Les revenus de cette taxe, actuellement plafonnés, seraient entièrement versés au Centre national de la musique sans limite.
l'amendement n° 1876 de M. Labaronne après l'article 12 du projet de loi de finances pour 2026 (première lecture).
Dossier législatif
De finances pour 2026
Vous votez chaque année le budget de l'État à travers le projet de loi de finances. Ce texte fixe les recettes et les dépenses pour l'année suivante, comme les impôts ou les aides publiques. En 2024, une taxe a été créée pour financer le Centre national de la musique (CNM), un établissement qui soutient la filière musicale en France.
Cette taxe est prélevée sur les plateformes qui diffusent de la musique ou des vidéos musicales en ligne, comme les services de streaming. Elle est actuellement plafonnée à 21 millions d'euros par an.

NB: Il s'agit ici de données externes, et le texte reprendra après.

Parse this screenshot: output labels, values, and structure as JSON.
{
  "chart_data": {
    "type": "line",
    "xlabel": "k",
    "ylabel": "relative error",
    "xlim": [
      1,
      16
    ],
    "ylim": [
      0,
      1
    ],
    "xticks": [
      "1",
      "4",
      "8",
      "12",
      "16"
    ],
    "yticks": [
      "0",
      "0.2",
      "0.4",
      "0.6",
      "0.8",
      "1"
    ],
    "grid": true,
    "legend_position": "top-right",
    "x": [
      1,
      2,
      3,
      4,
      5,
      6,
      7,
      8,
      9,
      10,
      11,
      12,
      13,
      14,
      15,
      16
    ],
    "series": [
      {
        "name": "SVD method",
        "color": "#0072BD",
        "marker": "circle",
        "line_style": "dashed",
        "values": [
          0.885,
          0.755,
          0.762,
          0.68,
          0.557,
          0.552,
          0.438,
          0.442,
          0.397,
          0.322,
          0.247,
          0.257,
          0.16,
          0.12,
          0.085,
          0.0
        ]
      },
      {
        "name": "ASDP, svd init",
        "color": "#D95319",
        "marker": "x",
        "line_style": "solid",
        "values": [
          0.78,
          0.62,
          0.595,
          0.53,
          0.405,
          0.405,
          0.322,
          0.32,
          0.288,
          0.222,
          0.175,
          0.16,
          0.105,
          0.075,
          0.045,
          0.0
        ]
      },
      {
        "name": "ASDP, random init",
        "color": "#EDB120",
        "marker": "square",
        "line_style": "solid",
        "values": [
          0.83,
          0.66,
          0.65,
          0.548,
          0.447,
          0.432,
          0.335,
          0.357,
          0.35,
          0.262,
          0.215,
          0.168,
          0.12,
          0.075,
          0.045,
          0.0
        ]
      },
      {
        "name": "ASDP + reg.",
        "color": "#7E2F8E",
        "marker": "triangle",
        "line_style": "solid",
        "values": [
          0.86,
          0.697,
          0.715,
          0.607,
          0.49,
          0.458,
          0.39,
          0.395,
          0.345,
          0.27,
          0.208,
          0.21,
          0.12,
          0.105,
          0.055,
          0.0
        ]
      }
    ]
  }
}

L'amendement n° 1876 proposait de supprimer le plafond de 21 millions d'euros pour cette taxe. Cela aurait permis de collecter des recettes supplémentaires sans limite, au fur et à mesure que les usages en ligne augmentent. Les sommes perçues auraient continué à être versées au CNM pour financer des projets liés à la musique.
Pour compenser la perte de recettes pour l'État, l'amendement prévoyait de créer une taxe supplémentaire sur les tabacs.
Cette mesure n'a pas été retenue. Le plafond de 21 millions d'euros pour la taxe sur la diffusion en ligne de musique reste donc en place.
Cette décision impacte directement le Centre national de la musique (CNM) et les acteurs de la filière musicale, qui auraient pu bénéficier de financements supplémentaires. Elle concerne aussi indirectement les plateformes de streaming, qui continuent de payer cette taxe dans la limite de 21 millions d'euros par an.